ただの色なのに途中から感情移入してしまうとレビューに書いてありましたが、本当に途中から感情移入してしまうから不思議です。
主人公がただの色のかたまりなのに感情がとても伝わってきて衝撃を受けたり、これが子どもたちに大人気ということにも衝撃を受けたりでも納得していたり、とっても関心させられた一冊でした。
ちなみに今回の展示のタイトルデザインにもあおくんときいろちゃんのモチーフが入っています。素敵なアクセントになっています*
第1位 アレクサンダとぜんまいねずみ
私の中の第一位は「アレクサンダとぜんまいねずみ」でした!
こちらもねずみのお話。
主人公のアレクサンダはねずみで、人間からは嫌われ者。パンくずひとつ探していただけなのに追い回されてしまいます。
そんなアレクサンダはある日、ぜんまいで動くおもちゃのねずみ「ウィリー」に出会います。
ウィリーはアレクサンダと違い、人間の子どもにとても可愛がってもらえます。
アレクサンダはそのことを羨ましいと思いました。
二人は仲良くなり、いろんな話をします。
ある日、アレクサンダはウィリーに聞いて、生き物を他の生き物に変えられるという魔法のとかげに出会います。
アレクサンダがとかげに願ったこととは・・・というお話。
生きているねずみとぜんまい仕掛けのおもちゃのねずみとで表現が違って印象に残ったというのはこのお話のことでした。
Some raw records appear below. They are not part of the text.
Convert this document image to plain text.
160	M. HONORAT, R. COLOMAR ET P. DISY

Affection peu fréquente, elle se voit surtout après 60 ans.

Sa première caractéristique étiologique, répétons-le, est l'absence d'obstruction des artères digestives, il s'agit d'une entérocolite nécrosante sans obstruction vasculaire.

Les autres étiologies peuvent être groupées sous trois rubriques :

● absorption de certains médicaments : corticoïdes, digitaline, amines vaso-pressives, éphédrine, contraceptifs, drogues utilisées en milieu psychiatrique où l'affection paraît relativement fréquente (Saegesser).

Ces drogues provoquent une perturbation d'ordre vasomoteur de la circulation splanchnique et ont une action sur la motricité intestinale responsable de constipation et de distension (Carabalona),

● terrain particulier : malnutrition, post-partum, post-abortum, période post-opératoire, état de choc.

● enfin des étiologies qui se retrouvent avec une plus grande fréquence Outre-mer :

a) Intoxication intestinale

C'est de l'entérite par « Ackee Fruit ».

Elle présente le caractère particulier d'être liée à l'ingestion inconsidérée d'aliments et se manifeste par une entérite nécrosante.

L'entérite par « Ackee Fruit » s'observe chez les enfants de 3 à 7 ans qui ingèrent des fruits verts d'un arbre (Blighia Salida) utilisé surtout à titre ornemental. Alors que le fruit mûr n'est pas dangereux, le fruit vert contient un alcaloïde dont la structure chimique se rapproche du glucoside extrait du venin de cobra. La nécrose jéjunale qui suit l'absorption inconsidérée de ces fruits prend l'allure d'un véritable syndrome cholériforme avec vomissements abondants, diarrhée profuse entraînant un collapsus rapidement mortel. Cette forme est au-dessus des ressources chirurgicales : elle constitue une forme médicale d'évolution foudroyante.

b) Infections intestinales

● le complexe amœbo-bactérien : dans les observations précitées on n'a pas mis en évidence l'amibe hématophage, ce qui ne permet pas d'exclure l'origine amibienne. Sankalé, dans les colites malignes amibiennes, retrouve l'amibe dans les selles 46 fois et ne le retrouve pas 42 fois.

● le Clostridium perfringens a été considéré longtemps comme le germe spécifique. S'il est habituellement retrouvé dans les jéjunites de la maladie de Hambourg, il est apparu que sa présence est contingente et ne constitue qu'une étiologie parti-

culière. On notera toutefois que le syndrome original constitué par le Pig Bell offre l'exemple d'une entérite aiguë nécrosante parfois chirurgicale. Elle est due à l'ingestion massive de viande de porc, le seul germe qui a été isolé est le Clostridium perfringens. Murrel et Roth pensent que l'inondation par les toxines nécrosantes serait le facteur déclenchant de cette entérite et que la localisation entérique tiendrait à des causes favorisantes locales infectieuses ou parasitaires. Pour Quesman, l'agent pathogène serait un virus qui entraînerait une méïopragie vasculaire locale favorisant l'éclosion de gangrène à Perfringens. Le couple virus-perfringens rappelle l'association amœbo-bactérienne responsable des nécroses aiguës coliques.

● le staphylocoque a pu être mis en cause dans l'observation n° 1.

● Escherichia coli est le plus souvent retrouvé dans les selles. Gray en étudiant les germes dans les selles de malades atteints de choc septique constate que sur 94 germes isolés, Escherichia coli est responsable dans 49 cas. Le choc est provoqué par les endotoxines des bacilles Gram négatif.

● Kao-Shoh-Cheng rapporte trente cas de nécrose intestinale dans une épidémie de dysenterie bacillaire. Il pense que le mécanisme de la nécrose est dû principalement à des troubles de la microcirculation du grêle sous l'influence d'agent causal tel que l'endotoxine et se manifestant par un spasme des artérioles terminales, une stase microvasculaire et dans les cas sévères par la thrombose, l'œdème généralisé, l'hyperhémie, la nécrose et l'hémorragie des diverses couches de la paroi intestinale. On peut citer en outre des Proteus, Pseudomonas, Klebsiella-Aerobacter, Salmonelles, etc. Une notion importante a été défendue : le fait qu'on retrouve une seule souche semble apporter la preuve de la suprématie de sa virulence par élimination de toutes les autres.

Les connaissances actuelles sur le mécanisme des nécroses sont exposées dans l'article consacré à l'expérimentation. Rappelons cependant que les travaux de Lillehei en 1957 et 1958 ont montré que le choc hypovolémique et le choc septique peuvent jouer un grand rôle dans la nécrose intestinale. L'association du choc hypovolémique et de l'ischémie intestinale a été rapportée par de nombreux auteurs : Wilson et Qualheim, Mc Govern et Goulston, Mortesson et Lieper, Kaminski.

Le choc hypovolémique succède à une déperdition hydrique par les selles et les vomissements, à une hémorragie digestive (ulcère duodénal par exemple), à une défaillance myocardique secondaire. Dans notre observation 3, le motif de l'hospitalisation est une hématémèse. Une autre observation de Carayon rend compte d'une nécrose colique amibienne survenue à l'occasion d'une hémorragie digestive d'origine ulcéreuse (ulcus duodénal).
とかげをはじめ他の表現もきれいだし、人と比べてしまうことを案にテーマにしているストーリーには最初から共感し、ラストにはすごく心を動かされました。
まとめ
勝手にベスト5でランキングをつけてみましたが・・でもどの本も本当に良かったです!
展示会ですべての絵本をじっくり読めたわけではないので、また少しずつ読んでみたいなと思いました。
以上、「みんなのレオ・レオーニ展」のレポでした。